En ce qui concerne le bhakti yoga (le yoga de la dévotion), il reconnaît que l’amour est la plus haute forme de connaissance, lorsque l’objet et le sujet de la connaissance ne font plus qu’un.
Sa conception spirituelle lui faisait rejeter toutes superstitions et soumissions à des divinités chimériques. Il considérait le système de castes en Inde comme une coutume sociale opposée aux principes du Vedānta. Il s’élevait également contre le sectarisme, le fanatisme qui enferment l’homme dans une étroite prison mentale au lieu de l’universaliser.
Selon lui, les grandes religions ne sont pas destinées à disparaître. Mais, comme il y a plusieurs types spirituels, il y aurait plusieurs religions qui correspondent à chacun de ces types. Plus une religion est universelle, plus elle se particularise en fonction du besoin de chaque personne.
Critiques de l’oeuvre de Vivekananda :
Le Mahatma Gandhi a dit de lui qu’il avait
« maintenu l’hindouisme dans un état de splendeur en enlevant le bois mort de la tradition ».
Rabindranath Tagore aurait dit : « Si vous voulez connaître l’Inde, étudiez Vivekananda. Chez lui tout est positif ».

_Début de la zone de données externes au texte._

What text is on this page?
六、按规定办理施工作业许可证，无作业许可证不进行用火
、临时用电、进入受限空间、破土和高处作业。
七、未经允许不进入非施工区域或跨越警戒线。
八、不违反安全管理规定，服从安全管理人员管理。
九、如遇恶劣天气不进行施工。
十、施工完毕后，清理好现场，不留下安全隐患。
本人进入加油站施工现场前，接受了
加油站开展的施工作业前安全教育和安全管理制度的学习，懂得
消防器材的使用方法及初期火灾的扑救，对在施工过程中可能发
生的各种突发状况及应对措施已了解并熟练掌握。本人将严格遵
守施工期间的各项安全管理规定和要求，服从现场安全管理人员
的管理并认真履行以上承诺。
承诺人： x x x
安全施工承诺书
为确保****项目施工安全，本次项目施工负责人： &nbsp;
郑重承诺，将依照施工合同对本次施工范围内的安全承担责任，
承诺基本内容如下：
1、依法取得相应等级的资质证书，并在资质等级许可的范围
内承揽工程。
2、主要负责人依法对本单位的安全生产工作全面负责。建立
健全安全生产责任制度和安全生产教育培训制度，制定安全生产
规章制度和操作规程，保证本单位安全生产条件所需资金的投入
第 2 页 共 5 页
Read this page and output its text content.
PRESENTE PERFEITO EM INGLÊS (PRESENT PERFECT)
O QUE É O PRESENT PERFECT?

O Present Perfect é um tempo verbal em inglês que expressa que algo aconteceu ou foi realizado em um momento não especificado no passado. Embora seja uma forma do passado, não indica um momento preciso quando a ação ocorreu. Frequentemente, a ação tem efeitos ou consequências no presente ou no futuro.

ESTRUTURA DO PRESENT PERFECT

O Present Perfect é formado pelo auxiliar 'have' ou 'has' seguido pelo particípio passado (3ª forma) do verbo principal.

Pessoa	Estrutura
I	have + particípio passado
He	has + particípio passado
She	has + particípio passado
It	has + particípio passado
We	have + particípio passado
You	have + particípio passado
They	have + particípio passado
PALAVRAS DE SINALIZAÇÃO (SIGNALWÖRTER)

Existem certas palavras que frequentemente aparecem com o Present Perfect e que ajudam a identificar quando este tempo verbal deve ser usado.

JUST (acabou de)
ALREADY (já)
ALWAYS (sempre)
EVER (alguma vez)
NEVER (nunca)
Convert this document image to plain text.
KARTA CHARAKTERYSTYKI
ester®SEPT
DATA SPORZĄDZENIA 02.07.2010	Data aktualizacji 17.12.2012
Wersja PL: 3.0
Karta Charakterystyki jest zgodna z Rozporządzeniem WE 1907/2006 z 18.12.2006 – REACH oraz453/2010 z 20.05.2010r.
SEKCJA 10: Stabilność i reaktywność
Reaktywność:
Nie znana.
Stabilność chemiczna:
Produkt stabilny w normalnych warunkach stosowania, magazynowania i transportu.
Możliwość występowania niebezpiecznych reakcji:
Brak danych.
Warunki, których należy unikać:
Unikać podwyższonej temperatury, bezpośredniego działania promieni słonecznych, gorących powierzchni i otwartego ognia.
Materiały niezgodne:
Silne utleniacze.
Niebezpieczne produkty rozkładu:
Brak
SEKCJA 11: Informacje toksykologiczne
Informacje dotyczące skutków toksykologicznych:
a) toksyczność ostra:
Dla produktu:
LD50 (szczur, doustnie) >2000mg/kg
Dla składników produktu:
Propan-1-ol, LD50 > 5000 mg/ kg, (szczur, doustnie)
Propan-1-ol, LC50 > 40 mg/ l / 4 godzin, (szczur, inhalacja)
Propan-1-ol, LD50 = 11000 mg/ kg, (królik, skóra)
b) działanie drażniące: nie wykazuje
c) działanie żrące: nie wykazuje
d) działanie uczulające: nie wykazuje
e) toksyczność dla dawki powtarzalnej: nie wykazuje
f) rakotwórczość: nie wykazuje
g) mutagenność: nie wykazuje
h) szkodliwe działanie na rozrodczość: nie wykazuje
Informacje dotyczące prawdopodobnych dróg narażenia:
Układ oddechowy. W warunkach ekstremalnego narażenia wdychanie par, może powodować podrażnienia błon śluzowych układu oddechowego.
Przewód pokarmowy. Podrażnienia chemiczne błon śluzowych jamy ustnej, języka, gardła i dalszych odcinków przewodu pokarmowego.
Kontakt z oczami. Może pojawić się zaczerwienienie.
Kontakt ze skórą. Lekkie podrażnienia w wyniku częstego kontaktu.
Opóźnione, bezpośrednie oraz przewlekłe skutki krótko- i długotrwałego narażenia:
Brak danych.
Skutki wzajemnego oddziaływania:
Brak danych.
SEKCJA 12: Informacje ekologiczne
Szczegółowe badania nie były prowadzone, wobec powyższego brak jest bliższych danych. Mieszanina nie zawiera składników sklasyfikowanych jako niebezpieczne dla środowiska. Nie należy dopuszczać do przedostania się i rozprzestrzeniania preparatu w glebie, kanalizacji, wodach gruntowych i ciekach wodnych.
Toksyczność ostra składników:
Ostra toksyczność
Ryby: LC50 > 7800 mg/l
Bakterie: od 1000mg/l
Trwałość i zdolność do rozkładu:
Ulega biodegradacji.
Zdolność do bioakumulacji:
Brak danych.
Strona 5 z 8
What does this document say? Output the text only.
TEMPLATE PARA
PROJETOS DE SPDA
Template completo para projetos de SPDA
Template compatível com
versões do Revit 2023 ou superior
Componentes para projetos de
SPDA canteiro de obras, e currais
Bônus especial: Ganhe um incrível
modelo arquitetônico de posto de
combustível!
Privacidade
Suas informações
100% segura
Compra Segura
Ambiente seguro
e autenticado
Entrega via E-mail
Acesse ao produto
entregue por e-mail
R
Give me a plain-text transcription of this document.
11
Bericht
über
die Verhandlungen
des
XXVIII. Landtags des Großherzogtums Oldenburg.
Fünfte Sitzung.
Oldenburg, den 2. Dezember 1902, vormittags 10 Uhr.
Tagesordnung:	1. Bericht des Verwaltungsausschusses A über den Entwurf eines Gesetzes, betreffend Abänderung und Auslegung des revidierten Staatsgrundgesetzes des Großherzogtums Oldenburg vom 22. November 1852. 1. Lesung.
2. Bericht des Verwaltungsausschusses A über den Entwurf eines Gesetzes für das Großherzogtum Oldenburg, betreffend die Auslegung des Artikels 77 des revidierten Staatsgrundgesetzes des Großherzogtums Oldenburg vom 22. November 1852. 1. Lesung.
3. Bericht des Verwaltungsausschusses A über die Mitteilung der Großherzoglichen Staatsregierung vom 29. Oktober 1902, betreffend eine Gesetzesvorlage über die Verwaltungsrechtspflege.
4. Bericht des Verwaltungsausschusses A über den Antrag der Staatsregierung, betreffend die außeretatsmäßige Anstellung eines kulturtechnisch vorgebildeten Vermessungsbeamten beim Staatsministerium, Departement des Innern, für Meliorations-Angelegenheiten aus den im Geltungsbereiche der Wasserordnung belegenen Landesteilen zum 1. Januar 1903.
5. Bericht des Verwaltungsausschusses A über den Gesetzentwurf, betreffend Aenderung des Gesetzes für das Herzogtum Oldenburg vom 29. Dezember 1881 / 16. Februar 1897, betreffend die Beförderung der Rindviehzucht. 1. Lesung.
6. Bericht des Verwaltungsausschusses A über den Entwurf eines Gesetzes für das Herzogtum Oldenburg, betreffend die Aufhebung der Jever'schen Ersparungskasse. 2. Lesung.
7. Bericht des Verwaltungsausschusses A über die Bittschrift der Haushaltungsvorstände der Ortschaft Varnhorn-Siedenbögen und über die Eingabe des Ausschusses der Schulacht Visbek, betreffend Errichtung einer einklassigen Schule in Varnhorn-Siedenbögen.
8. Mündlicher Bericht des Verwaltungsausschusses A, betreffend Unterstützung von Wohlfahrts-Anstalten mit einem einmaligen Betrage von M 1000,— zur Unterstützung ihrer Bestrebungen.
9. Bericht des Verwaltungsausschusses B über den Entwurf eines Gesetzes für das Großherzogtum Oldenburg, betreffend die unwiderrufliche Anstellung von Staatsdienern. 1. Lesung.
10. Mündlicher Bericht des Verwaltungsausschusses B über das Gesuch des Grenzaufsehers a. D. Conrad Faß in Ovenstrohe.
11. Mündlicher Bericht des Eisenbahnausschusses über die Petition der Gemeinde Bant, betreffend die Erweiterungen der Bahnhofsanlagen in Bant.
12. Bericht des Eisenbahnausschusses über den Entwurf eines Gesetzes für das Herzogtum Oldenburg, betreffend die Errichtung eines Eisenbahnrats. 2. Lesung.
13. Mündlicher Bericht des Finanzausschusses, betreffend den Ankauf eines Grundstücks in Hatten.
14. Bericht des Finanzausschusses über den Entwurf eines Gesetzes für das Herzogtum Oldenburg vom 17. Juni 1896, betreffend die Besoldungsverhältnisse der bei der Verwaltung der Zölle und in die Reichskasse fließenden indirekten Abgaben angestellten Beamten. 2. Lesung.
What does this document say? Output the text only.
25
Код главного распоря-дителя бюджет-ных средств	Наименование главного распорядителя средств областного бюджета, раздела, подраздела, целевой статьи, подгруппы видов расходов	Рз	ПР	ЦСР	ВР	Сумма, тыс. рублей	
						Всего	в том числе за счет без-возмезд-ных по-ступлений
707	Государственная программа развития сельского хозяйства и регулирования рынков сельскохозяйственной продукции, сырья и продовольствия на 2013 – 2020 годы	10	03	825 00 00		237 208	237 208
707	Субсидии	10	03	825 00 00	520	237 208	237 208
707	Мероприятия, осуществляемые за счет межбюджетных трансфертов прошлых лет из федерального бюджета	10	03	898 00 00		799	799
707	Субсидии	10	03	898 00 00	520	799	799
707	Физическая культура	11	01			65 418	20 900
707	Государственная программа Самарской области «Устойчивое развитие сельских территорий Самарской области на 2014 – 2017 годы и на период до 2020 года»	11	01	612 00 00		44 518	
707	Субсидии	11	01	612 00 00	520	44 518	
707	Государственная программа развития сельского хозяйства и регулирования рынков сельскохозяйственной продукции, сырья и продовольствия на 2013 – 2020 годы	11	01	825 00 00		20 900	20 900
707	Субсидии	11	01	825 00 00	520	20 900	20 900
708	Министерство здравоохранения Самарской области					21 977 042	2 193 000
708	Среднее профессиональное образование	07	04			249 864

Pour Michel Hulin, on trouve chez Vivekananda « une séduisante alliance de la tradition et de la modernité, mais aussi un mélange explosif de mysticisme et de scientificité ».
Pour Jean Herbert, « Dans l’immense majorité des conceptions yogiques antérieures à Swami Vivekananda, la préoccupation centrale était d’accélérer l’émancipation individuelle du yogi, et celui-ci ne se préoccupait nullement d’influer sur le sort ou l’évolution de l’humanité. (…)
Swami Vivekananda se montra fidèle disciple de son maître lorsqu’il entreprit la double tâche de relever les conditions matérielles de l’Inde et de jeter en Occident des ferments de haute spiritualité ».
Quelques paroles de Vivekananda :
Ne parlez bas d’amour pour votre frère ! aimez !
Ne discutez pas sur les doctrines et sur les religions. Il n’y en a qu’une. Tous les fleuves vont à l’Océan. Allez et laissez aller les autres !
La grande eau se fraie le long de la pente (selon les races, les âges, et les âmes) un lit différent. C’est la même eau… Allez. Coulez vers l’Océan.